Лезвие топора было розовым, и казалось, что именно там находится источник солнечного света. Я смотрел на лезвие, на льющийся свет, на Иванова, и снова на лезвие, и, уже зная свой вопрос, не торопился. Теперь я думаю, что та минута милостивого февральского солнца была в моей жизни наиважнейшей. Наконец я спросил:
— Зачем вы ему дали топор, он же дистрофик?
— Ну-ну, — сказал Иванов, — не такой уж он дистрофик.
— Но он был
— Ну, был.
— И вы все-таки дали ему топор?
— Я всем даю, которые просят, — сказал Иванов со знакомой управдомовской интонацией.
— А он просил?
Иванов удивленно взглянул на меня:
— Просил. Которые не могут, пилят.
И хотя это было самым интересным, и хотя это было прямой заслугой Иванова — это он роздал топоры, а для пилки дров установил во дворе козлы, — в памяти у меня осталась только первая минута, когда розовая сталь коснулась ледяной плахи нашей блокадной зимы.
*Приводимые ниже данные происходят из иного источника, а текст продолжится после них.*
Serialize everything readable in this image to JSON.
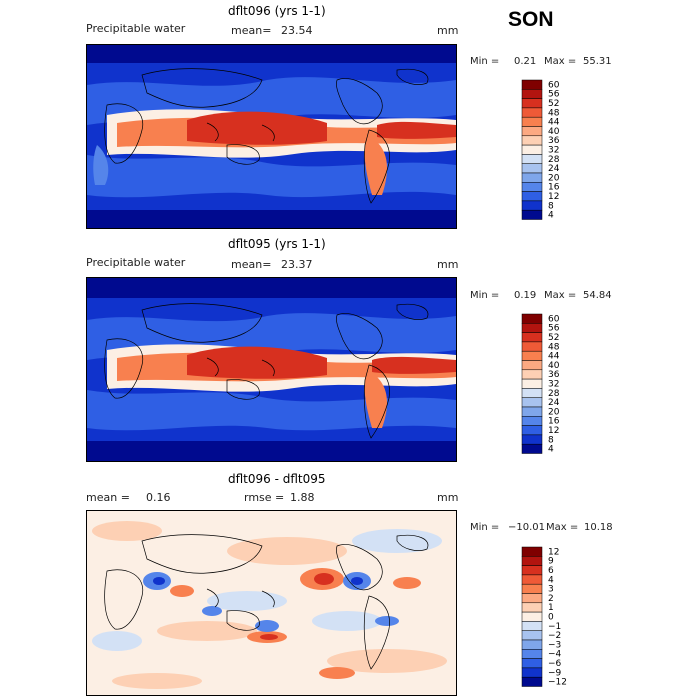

Месяца через полтора я написал рассказ, который назывался «Топор». Напечатан он был только через пятнадцать лет, под названием «Сердечная слабость». В мае сорок второго я читал его Фадееву. Он плакал и смеялся (дистрофик прячет хлеб за собрание сочинений известного писателя, которого никогда с полки не снимают.) Потом он мне написал, что против рассказа возражают, много физиологии.
Может быть, и так, может быть, была и физиология, а может быть, и еще что-нибудь. Но на этом рассказе есть отблеск той минуты сострадания, которое я испытал на Сенной и без которого никакое писательство, никакое сочинительство, на мой взгляд, просто невозможно.
Я писал о человеке, который попросил топор, то есть стал понимать, что только благодаря этой позабытой работе он может спасти себя.
«Разучился. Научится».
То есть он умирал, должен был умереть, но не умер.
Почему? Я на это отвечал в рассказе так, как я это понял в первую минуту: он умер, но он воскрес.
Так ведь это же мистика, не правда ли? А это еще хуже физиологии. Но это не мистика. Воскрешение человека, то есть новое его сотворение, есть, на мои взгляд, главный предмет литературы, ее, так сказать, главная освободительная миссия. Но от Сенной до кромки письменного стола было еще не близко. Почти сразу меня послали в 15-е ремесленное училище, и там я застрял надолго.
Война и ремесленники, блокада и подрастающее поколение рабочего класса — тема и для социолога, и для историка, и для врача. Эти пятнадцатилетние и четырнадцатилетние ребята начали испытывать голод раньше всех и, может быть, сильнее всех именно потому, что им было четырнадцать и пятнадцать лет. Меж тем их роль в блокадной промышленности была крайне ощутима. Они работали на оборону. Какой бы профиль ни имело училище, все здесь работали на оборону, и только оборону. И если вы видели почерневшее от голода лицо подростка-ремесленника, вы видели блокаду.